Mit dem Metaverse will Facebooks Mutterkonzern unser Leben in die digitale Welt verlegen.

Foto: Metaware

Der STANDARD feiert seine zehntausendste Ausgabe. Aus diesem Anlass beschäftigen wir uns mit der Zahl Zehntausend.

Hey, Stefan Mey!" höre ich jemand rufen. Ich drehe mich um, sehe ihn aber nicht. Wer ist das, woher kennt er meinen Namen? Ach so, stimmt. Der steht ja über meinem Kopf, während ich durch die Halle gehe. Also, nicht über meinem eigenen Kopf, sondern über dem meines Avatars, meines virtuellen Alter Ego.

Ich befinde mich im Metaversum, für 10.000 Sekunden, also ziemlich exakt 2,8 Stunden. Ich will wissen, wie wir in Zukunft interagieren, arbeiten, erleben werden – zumindest, wenn es nach der Vision der großen Tech-Konzerne geht. Die digitale Parallelwelt "Metaverse" soll der Nachfolger des Internets werden, ein Raum, in dem digitale Währungen Standard sind, in der man in Form von Avataren mit anderen Menschen und Softwareangeboten kommunizieren kann. Die Frage, die mich umtreibt: Wollen wir das?
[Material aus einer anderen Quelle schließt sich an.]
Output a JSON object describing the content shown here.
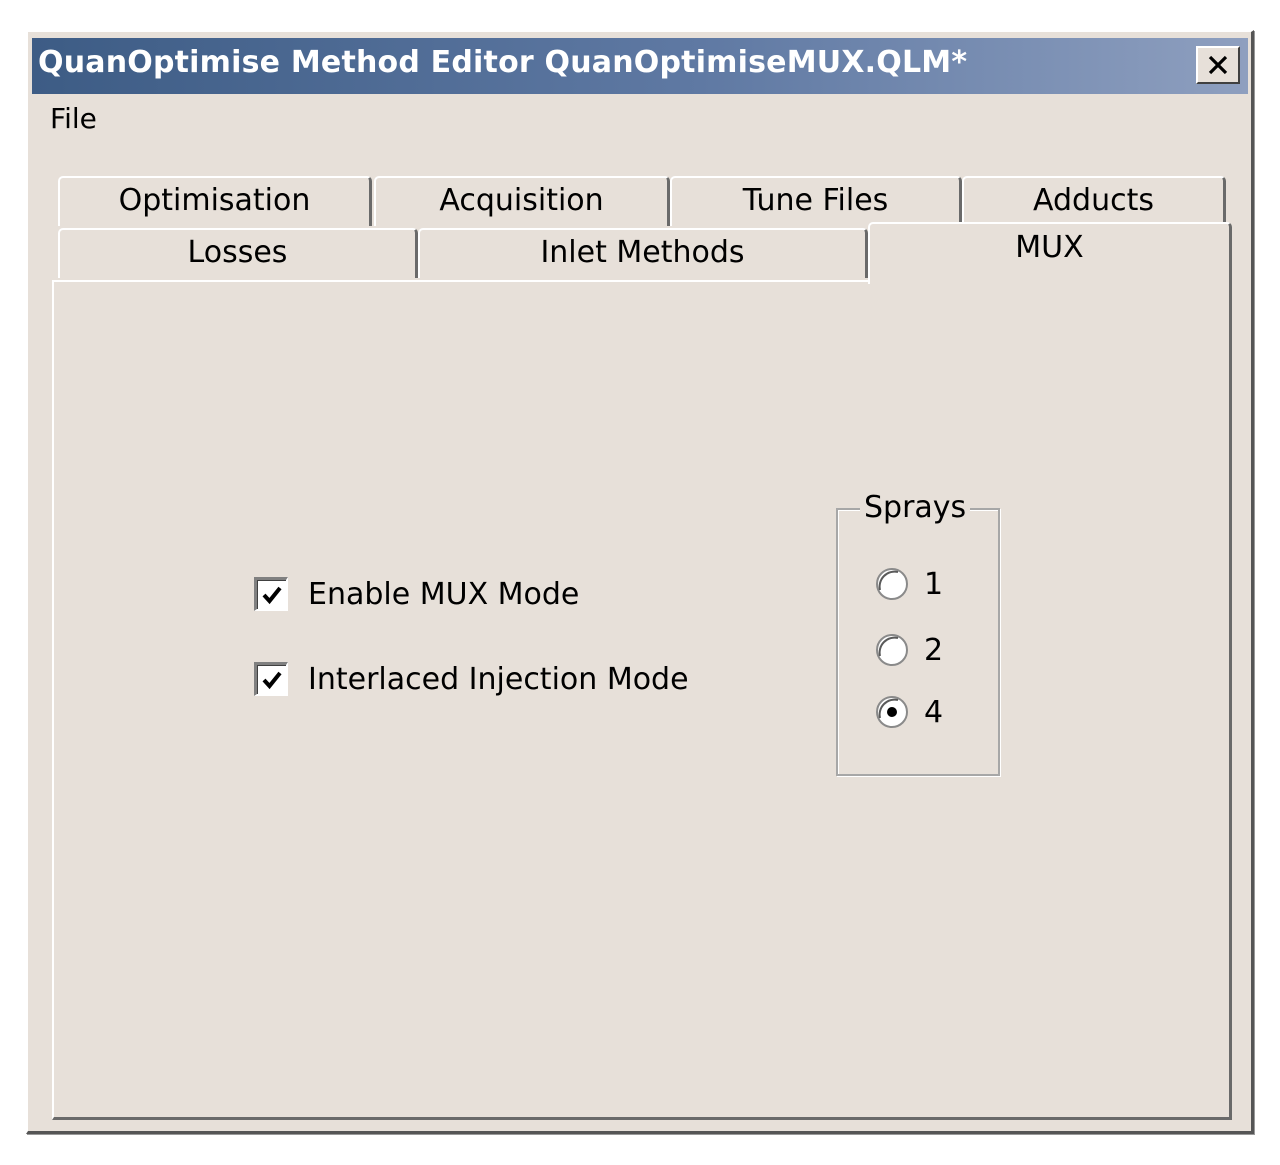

Freunde, die ich nicht haben will

Um das zu erfahren, habe ich mir eine Quest 2 aufgesetzt. Die VR-Brille ist das aktuelle Flaggschiff von Meta, dem Konzern, der früher Facebook hieß, sich Ende 2021 aber umbenannte und kurzerhand die virtuelle Realität als die Zukunft der Kommunikation, des Spielens und Arbeitens ausrief. Dazu liefert das Imperium um Gründer Mark Zuckerberg auch die passende Software: In Nordamerika ist mit dem Programm Horizon Worlds bereits eine erste echte Blaupause des Metaversums verfügbar. Hierzulande gibt es mit Horizon Venues vorerst nur eine abgespeckte Version, eine Art virtuelles Eventgelände, auf dem man zum Beispiel Konzerte oder Wrestlingkämpfe verfolgen kann. Und genau hier befinde ich mich gerade.

Während ich noch rätsle, woher die mysteriöse Stimme in meinem Kopf kam, stürmt der nächste Avatar auf mich zu und beginnt, wild zu tanzen. Ein anderer pikst mir mit seinen virtuellen Fingern in den Augen herum. Ich suche wortlos das Weite und höre hinter mir noch ein "Warte, bleib!", bevor flugs eine Freundschaftsanfrage folgt. Es erinnert ein wenig an die Nullerjahre im österreichischen Social Web, als jeder mit jedem befreundet sein wollte und man dafür völlig Fremde nur kurz "poken", also anstupsen musste.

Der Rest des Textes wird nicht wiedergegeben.